A public feud between New York Police Commissioner William Bratton and his immediate predecessor, Ray Kelly, has put a spotlight on what experts say is a longstanding law enforcement practice: The manipulation of crime stats.
Kelly, in comments made during a taped radio interview, said police department sources told him New York crime statistics were being underreported under Bratton.
“The current administration has changed the way shootings victims are calculated,” Kelly said in a statement.
“For example, victims who incur a graze wound are often not counted as a shooting victim, as was done previously. Similarly, a victim who sustains wounds by flying glass caused by a shooting is not recorded as a shooting victim.”
But Eli Silverman, a professor emeritus at John Jay College of Criminal Justice, said both Bratton and Kelly have been accused of cooking the books in their efforts to show decreases in crime.
“People in glass houses should be careful,” said Silverman, who co-wrote a 2014 report chronicling the manipulation of crime statistics in New York.
Kelly, who first served as commissioner from 1992 to 1993 under Mayor David Dinkins and later under Mayor Michael Bloomberg from 2002 to 2013, also questioned the number of recorded homicides. Some are temporarily kept off the books by being classified still under investigation, he said.
In a statement this week, Bratton’s department noted a 22% increase in homicides by gun this year, and a 40% decrease in homicides by knife.
Those numbers reflect what the department described as “the normal ebbs and flows of crime trends in what is a period of historically low numbers.” Graze wounds that draw blood are counted as shootings, the department said. Glass wounds from gunfire are not counted, and were not when Kelly was commissioner.
At a news conference, Bratton said Kelly’s comments were “outrageous.” He accused his predecessor of trying to generate sales of a memoir. Bratton, who served as commissioner in the 1990s, returned to head the nation’s largest department under Mayor Bill de Blasio in 2013.
Kelly frequently came under fire during his tenure as commissioner for having his commanders pressure officers to keep crime numbers low, Silverman said.
“There was greater knowledge of manipulation during the last era of Mayor Bloomberg and Commissioner Kelly,” said the 2014 report — published in Justice Quarterly — which surveyed 1,770 retired NYPD officers.
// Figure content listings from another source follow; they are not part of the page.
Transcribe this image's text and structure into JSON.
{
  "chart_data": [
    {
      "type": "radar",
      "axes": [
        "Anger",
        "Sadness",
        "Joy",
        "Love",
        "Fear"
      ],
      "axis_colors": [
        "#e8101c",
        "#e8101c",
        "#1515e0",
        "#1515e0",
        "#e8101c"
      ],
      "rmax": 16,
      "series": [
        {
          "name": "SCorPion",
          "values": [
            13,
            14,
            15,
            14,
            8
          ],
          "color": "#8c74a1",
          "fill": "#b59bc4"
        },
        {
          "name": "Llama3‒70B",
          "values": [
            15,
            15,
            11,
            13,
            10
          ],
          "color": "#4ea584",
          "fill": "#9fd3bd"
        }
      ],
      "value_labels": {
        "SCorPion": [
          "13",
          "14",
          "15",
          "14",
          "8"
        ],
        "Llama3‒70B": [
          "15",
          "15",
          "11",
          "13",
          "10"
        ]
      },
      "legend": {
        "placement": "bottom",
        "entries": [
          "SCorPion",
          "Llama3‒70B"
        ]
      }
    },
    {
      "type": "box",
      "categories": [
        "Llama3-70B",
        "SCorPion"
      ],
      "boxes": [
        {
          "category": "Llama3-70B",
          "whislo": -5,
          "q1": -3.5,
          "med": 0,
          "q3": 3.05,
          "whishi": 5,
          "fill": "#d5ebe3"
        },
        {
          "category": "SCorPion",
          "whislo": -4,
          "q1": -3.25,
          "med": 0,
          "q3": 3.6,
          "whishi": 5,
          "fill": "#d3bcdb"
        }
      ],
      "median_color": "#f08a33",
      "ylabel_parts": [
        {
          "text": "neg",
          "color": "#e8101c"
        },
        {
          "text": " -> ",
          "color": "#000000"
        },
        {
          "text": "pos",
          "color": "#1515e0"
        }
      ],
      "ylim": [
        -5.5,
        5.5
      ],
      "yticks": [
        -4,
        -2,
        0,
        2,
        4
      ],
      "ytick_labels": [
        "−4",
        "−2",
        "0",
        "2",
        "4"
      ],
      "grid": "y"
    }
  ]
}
“As one respondent who retired in 2005 offered, ‘A [commanding officer] may ‘suggest’ that a burglary complaint was a criminal trespass.’ Another who retired in 2008 remarked: ‘A clear robbery was split into its component parts — larceny and assault — two misdemeanors…’ A third respondent who retired in 2003 offered: ‘In some cases, larcenies became ‘lost property’ and values were skewed so they didn’t become grand larcenies.”
An audit by the inspector general for the Los Angeles Police Department found that from 2008 through 2014, serious assaults were classified as lesser crimes. Bratton headed that department from 2008 to 2009.
Silverman said the feud between Bratton and Kelly had more to do with what he called “a long subterranean rivalry between the two men.”
“New York City is a big city but not with a very large spotlight,” he said. “So it’s difficult for leaders to share spotlights. And legacies are important to people.”
Reducing crime is analogous to squeezing an orange, Silverman said.
“When you first squeeze it, it’s relatively easy to extract the juice, but as crime declines and, as the orange has less juice, the harder you have to squeeze to extract more juice,” he said. “That’s my take on crime plummeting. It’s increasingly more and more difficult to do it, and the accounting becomes more and more creative.”
He added, “To me the underlying story is that there is no independent outside agency that regularly and continuously examines the crime stats. Regardless of who the commissioner is, this is not done. And both commissioners [Bratton and Kelly] have resisted it.”